Irena_Sendlerowa_1942

Née le 15 février 1910 à Otwock en Pologne, Irena Sendlerowa, plus connue sous le nom d’Irena Sendler, a contribué à libérer 2 500 enfants juifs des ghettos pour les mettre en sécurité dans différents familles et monastères. Sa participation au groupe clandestin Zegota lui permit d’être nommée « Justes parmi les Nations » en 1965.

 Une période sombre de l’histoire

Bien que les mots « plus jamais » aient été prononcés à la fin de la Première Guerre mondiale, la paix qui découla de cet accord n’eut qu’une brève durée (20 ans). En effet, la France et l’Angleterre déclarèrent la guerre à l’Allemagne après que celle-ci eut envahi la Pologne le 1er septembre 1939. À peine quatre jours après le début de l’invasion de la Pologne, le gouvernement polonais avait quitté la Capitale. En moins d’un mois, le pays fut divisé; l’ouest de la Pologne était occupé par les Allemands et les Russes se trouvaient à l’est.
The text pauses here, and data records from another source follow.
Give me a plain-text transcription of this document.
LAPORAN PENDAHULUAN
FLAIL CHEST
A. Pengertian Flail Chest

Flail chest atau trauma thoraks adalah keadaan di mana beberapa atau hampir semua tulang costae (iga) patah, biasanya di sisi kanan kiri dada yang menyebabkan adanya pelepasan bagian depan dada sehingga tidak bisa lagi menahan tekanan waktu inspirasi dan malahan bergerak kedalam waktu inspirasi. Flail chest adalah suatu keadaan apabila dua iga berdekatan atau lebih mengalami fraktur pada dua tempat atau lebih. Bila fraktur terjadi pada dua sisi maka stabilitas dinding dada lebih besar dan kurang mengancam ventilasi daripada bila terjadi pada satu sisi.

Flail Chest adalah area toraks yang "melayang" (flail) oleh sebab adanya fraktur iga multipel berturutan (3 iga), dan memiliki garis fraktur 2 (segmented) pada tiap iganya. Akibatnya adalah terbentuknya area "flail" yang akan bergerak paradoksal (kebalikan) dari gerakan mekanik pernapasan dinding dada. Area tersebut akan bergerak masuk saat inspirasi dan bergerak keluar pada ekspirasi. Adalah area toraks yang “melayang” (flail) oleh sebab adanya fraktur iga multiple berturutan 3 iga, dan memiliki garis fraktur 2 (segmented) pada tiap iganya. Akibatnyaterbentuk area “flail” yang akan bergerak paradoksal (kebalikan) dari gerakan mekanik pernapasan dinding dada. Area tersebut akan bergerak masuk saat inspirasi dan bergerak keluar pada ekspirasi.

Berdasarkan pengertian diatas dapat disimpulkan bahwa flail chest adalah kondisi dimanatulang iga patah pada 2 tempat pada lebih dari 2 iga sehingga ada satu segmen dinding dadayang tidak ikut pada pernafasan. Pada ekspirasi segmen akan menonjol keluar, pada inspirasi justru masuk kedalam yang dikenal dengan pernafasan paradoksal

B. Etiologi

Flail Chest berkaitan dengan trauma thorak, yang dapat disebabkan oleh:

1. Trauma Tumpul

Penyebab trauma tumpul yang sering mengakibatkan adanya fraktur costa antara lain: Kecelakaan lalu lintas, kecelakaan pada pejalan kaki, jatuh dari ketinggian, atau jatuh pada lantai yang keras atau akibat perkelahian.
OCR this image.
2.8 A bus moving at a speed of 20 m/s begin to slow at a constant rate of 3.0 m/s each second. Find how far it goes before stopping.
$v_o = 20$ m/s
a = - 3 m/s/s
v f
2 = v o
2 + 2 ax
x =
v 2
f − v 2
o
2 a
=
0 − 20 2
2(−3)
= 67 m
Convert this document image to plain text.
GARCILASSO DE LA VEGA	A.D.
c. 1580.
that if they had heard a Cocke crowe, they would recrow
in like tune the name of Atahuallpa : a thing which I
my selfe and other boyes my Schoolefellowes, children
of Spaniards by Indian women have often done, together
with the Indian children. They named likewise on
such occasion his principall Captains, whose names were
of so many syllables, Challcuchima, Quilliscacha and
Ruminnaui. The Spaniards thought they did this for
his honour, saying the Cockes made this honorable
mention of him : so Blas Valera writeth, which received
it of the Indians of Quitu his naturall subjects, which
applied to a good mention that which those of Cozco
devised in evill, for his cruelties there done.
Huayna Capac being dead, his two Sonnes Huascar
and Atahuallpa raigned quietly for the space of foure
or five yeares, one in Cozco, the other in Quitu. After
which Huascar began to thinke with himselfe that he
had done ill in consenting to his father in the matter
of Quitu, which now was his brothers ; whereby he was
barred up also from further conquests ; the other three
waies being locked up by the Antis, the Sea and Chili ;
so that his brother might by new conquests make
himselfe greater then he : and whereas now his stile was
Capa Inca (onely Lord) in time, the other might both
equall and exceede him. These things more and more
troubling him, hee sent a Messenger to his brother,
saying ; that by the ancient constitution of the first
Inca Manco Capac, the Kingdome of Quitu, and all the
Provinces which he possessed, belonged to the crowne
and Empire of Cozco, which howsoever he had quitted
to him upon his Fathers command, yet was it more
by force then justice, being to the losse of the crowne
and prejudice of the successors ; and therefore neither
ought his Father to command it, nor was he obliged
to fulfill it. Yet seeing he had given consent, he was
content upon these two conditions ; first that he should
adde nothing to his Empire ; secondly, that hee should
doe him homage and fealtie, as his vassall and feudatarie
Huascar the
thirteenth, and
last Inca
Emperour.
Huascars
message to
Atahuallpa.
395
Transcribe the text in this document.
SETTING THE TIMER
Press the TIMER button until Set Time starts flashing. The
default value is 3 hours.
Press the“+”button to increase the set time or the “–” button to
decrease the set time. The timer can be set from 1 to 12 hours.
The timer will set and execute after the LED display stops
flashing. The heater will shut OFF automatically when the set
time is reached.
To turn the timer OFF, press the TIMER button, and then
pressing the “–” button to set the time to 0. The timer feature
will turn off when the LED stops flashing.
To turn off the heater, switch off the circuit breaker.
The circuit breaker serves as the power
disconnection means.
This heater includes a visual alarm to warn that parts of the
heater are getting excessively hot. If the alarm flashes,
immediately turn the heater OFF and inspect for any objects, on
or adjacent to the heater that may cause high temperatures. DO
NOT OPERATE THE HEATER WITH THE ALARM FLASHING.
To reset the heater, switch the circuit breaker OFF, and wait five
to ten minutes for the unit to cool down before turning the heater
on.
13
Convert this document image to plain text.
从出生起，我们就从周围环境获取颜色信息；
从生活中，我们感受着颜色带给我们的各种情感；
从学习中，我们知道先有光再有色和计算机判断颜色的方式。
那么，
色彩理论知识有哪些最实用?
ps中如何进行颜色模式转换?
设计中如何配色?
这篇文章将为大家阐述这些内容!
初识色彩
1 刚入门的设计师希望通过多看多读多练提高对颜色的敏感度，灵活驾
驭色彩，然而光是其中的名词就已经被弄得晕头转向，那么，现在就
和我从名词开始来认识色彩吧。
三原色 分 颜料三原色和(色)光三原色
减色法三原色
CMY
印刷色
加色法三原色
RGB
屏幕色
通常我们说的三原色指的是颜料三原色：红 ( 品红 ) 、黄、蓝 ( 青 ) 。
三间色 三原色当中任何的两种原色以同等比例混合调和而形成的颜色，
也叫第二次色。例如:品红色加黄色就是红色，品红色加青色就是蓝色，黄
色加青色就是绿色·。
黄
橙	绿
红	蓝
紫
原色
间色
Par la suite, de 1941 à 1945, la Pologne hébergea plusieurs camps de concentration, ainsi que la majorité des camps d’extermination nazis. Il s’agit des lieux où plus de 3 000 000 d’individus (majoritairement des Juifs, mais aussi des personnes atteintes d’un handicap mental, des homosexuels, des vieillards, etc.) ont vécu leurs derniers moments.

« Si un homme se noie, il faut l’aider »

Le père d’Irena, Stanisław Krzyżanowski, était médecin à Otwock, un village près de Varsovie; il était membre du Parti socialiste Polonais. Avant de mourir du typhus en 1917, il avait enseigné à sa fille les principes de l’égalité selon lesquels les origines ethniques et les croyances religieuses n’avaient aucune importance. Ainsi, lorsque les Juifs furent placés dans le ghetto de Varsovie et que la malnutrition ainsi que la maladie causèrent la mort de 5 000 individus en un mois, Irena leur vint en aide grâce à son emploi d’infirmière au sein du Département de la protection sociale de Varsovie. Elle avait obtenu l’autorisation de se rendre au ghetto quotidiennement, habillée en nourrice et arborant une étoile de David en signe de solidarité. Ces visites lui permirent d’apporter clandestinement de la nourriture, des vêtements et des médicaments. Aussi, de 1939 à 1942, Irena contribua à la confection des quelque 3 000 faux papiers d’identité qui permirent de sauver des familles juives.

À partir de 1942, Sendler s’engagea dans le groupe Zegota. Il s’agit d’un nom de code pour le « Conseil d’aide aux Juifs », un mouvement polonais de résistance clandestin financé par le gouvernement polonais. Irena fut l’une de ses premières recrues et dirigea ses efforts vers les enfants juifs du ghetto. Adoptant l’identité de Jolanta et accompagnée de près de 25 autres travailleurs sociaux, elle utilisa le prétexte de vouloir arrêter la propagation des maladies dont souffraient les Juifs pour pouvoir entrer et sortir du ghetto, à la recherche d’enfants qu’elle pourrait sauver.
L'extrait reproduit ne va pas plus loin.